Control Design of Grid-Forming and Grid-Following Inverters with a seamless transition in Microgrid

Abstract

The development of renewable energy resources has grown significantly in recent years. These distributed energy resources are typically connected to the grid through power converters, which can be operated in "grid-forming" or "grid-following" mode. But the large-scale integration of DG units has serious repercussions on the stability of the power system due to their low inertia compared to the synchronous generator. However, an appropriate control guarantees a dynamic, smooth, and fast converter behaviour in an island configuration and voltage-frequency support in grid-connected mode.
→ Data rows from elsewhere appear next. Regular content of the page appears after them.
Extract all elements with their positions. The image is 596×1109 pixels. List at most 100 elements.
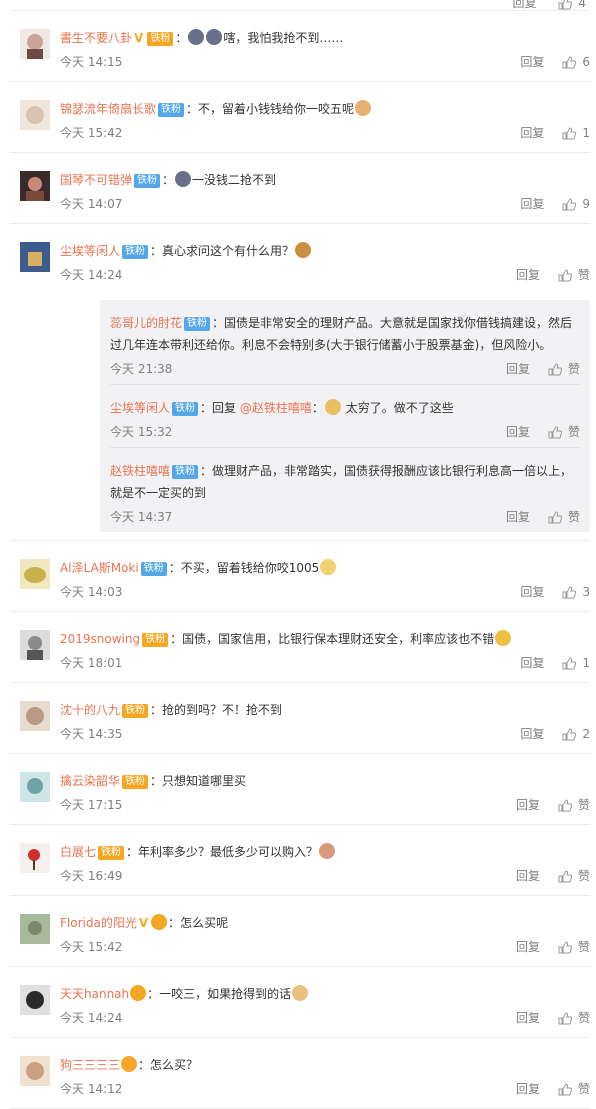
username-link[interactable]: 擒云染韶华 xyxy=(60,774,120,788)
like-button[interactable]: 赞 xyxy=(548,421,580,443)
mention-link[interactable]: @赵铁柱嘻嘻 xyxy=(240,401,312,415)
comment-time: 今天 15:42 xyxy=(60,126,123,140)
fan-badge[interactable]: 铁粉 xyxy=(172,465,199,479)
username-link[interactable]: 沈十的八九 xyxy=(60,703,120,717)
like-button[interactable]: 2 xyxy=(562,723,590,745)
fan-badge[interactable]: 铁粉 xyxy=(122,775,149,789)
like-button[interactable]: 赞 xyxy=(558,1078,590,1100)
avatar[interactable] xyxy=(20,772,50,802)
avatar[interactable] xyxy=(20,1056,50,1086)
avatar[interactable] xyxy=(20,171,50,201)
reply-button[interactable]: 回复 xyxy=(520,581,544,603)
reply-button[interactable]: 回复 xyxy=(520,122,544,144)
sub-reply-list: 蕊哥儿的肘花 铁粉 ：国债是非常安全的理财产品。大意就是国家找你借钱搞建设，然后过几… xyxy=(100,300,590,532)
like-button[interactable]: 赞 xyxy=(548,358,580,380)
fan-badge[interactable]: 铁粉 xyxy=(122,245,149,259)
username-link[interactable]: 蕊哥儿的肘花 xyxy=(110,316,182,330)
reply-button[interactable]: 回复 xyxy=(516,1007,540,1029)
username-link[interactable]: 赵铁柱嘻嘻 xyxy=(110,464,170,478)
comment-item: 擒云染韶华 铁粉 ：只想知道哪里买 今天 17:15 回复 赞 xyxy=(10,754,590,825)
reply-button[interactable]: 回复 xyxy=(516,865,540,887)
comment-item: 沈十的八九 铁粉 ：抢的到吗？不！抢不到 今天 14:35 回复 2 xyxy=(10,683,590,754)
avatar[interactable] xyxy=(20,701,50,731)
fan-badge[interactable]: 铁粉 xyxy=(184,317,211,331)
like-label: 赞 xyxy=(567,425,580,439)
fan-badge[interactable]: 铁粉 xyxy=(147,32,174,46)
username-link[interactable]: 锦瑟流年倚扇长歌 xyxy=(60,102,156,116)
fan-badge[interactable]: 铁粉 xyxy=(172,402,199,416)
comment-text: 一没钱二抢不到 xyxy=(192,173,277,187)
like-button[interactable]: 6 xyxy=(562,51,590,73)
username-link[interactable]: 2019snowing xyxy=(60,632,140,646)
username-link[interactable]: 天天hannah xyxy=(60,987,129,1001)
fan-badge[interactable]: 铁粉 xyxy=(122,704,149,718)
previous-comment-action-bar: 回复 4 xyxy=(513,0,586,11)
like-button[interactable]: 赞 xyxy=(558,936,590,958)
like-button[interactable]: 赞 xyxy=(558,264,590,286)
reply-button[interactable]: 回复 xyxy=(516,794,540,816)
reply-button[interactable]: 回复 xyxy=(520,723,544,745)
avatar[interactable] xyxy=(20,914,50,944)
like-button[interactable]: 3 xyxy=(562,581,590,603)
comment-text: 嗐，我怕我抢不到…… xyxy=(223,31,344,45)
reply-button[interactable]: 回复 xyxy=(516,936,540,958)
comment-time: 今天 14:24 xyxy=(60,1011,123,1025)
reply-button[interactable]: 回复 xyxy=(516,264,540,286)
like-button[interactable]: 赞 xyxy=(558,1007,590,1029)
like-button[interactable]: 赞 xyxy=(558,865,590,887)
emoji-icon xyxy=(295,242,312,258)
username-link[interactable]: Al泽LA斯Moki xyxy=(60,561,139,575)
fan-badge[interactable]: 铁粉 xyxy=(140,562,167,576)
comment-item: 天天hannah ：一咬三，如果抢得到的话 今天 14:24 回复 赞 xyxy=(10,967,590,1038)
like-button[interactable]: 赞 xyxy=(558,794,590,816)
emoji-icon xyxy=(319,843,336,859)
comment-line: 2019snowing 铁粉 ：国债，国家信用，比银行保本理财还安全，利率应该也不错 xyxy=(60,628,590,650)
fan-badge[interactable]: 铁粉 xyxy=(158,103,185,117)
like-button[interactable]: 1 xyxy=(562,122,590,144)
username-link[interactable]: 尘埃等闲人 xyxy=(60,244,120,258)
comment-item: 白展七 铁粉 ：年利率多少？最低多少可以购入？ 今天 16:49 回复 赞 xyxy=(10,825,590,896)
like-count: 9 xyxy=(582,197,590,211)
username-link[interactable]: 尘埃等闲人 xyxy=(110,401,170,415)
username-link[interactable]: 白展七 xyxy=(60,845,96,859)
comment-time: 今天 14:12 xyxy=(60,1082,123,1096)
comment-text: 真心求问这个有什么用？ xyxy=(162,244,295,258)
comment-line: 锦瑟流年倚扇长歌 铁粉 ：不，留着小钱钱给你一咬五呢 xyxy=(60,98,590,120)
avatar[interactable] xyxy=(20,630,50,660)
avatar[interactable] xyxy=(20,100,50,130)
thumbs-up-icon xyxy=(562,728,577,741)
avatar-image xyxy=(20,985,50,1015)
reply-button[interactable]: 回复 xyxy=(506,358,530,380)
avatar[interactable] xyxy=(20,843,50,873)
avatar-image xyxy=(20,100,50,130)
comment-line: 尘埃等闲人 铁粉 ：真心求问这个有什么用？ xyxy=(60,240,590,262)
fan-badge[interactable]: 铁粉 xyxy=(98,846,125,860)
reply-button[interactable]: 回复 xyxy=(516,1078,540,1100)
avatar[interactable] xyxy=(20,29,50,59)
username-link[interactable]: Florida的阳光 xyxy=(60,916,137,930)
username-link[interactable]: 狗三三三三 xyxy=(60,1058,120,1072)
comment-line: 国琴不可错弹 铁粉：一没钱二抢不到 xyxy=(60,171,277,188)
avatar[interactable] xyxy=(20,559,50,589)
reply-button[interactable]: 回复 xyxy=(520,51,544,73)
reply-button[interactable]: 回复 xyxy=(520,193,544,215)
thumbs-up-icon xyxy=(548,426,563,439)
like-button[interactable]: 9 xyxy=(562,193,590,215)
reply-button[interactable]: 回复 xyxy=(506,506,530,528)
reply-button[interactable]: 回复 xyxy=(513,0,537,11)
username-link[interactable]: 書生不要八卦 xyxy=(60,31,132,45)
like-button[interactable]: 4 xyxy=(558,0,586,10)
avatar[interactable] xyxy=(20,985,50,1015)
comment-time: 今天 14:24 xyxy=(60,268,123,282)
reply-button[interactable]: 回复 xyxy=(506,421,530,443)
thumbs-up-icon xyxy=(558,0,573,10)
fan-badge[interactable]: 铁粉 xyxy=(142,633,169,647)
reply-button[interactable]: 回复 xyxy=(520,652,544,674)
username-link[interactable]: 国琴不可错弹 xyxy=(60,173,132,187)
fan-badge[interactable]: 铁粉 xyxy=(134,174,161,188)
comment-time: 今天 17:15 xyxy=(60,798,123,812)
like-label: 赞 xyxy=(577,1011,590,1025)
avatar[interactable] xyxy=(20,242,50,272)
like-button[interactable]: 1 xyxy=(562,652,590,674)
like-button[interactable]: 赞 xyxy=(548,506,580,528)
This paper presents a control system for Grid-Following and Grid-Following converters for a grid-connected MG. The aim is to achieve a seamless transition between the Microgrid and the main grid, appropriate load sharing between distributed energy sources, and an improvement of system stability. The developed grid-connected battery storage system inverter has been designed to be able to operate in two different modes: grid formation mode and grid injection mode. The control strategy considers the control loops of Voltage/current, Frequency, and active/reactive power. The proposed control technique is presented and simulated under the MATLAB/Simulink tool. The simulation results demonstrate the efficiency and performance of the proposed control technique in eliminating voltage, current, and frequency fluctuations and also guarantee a seamless transition between the two modes.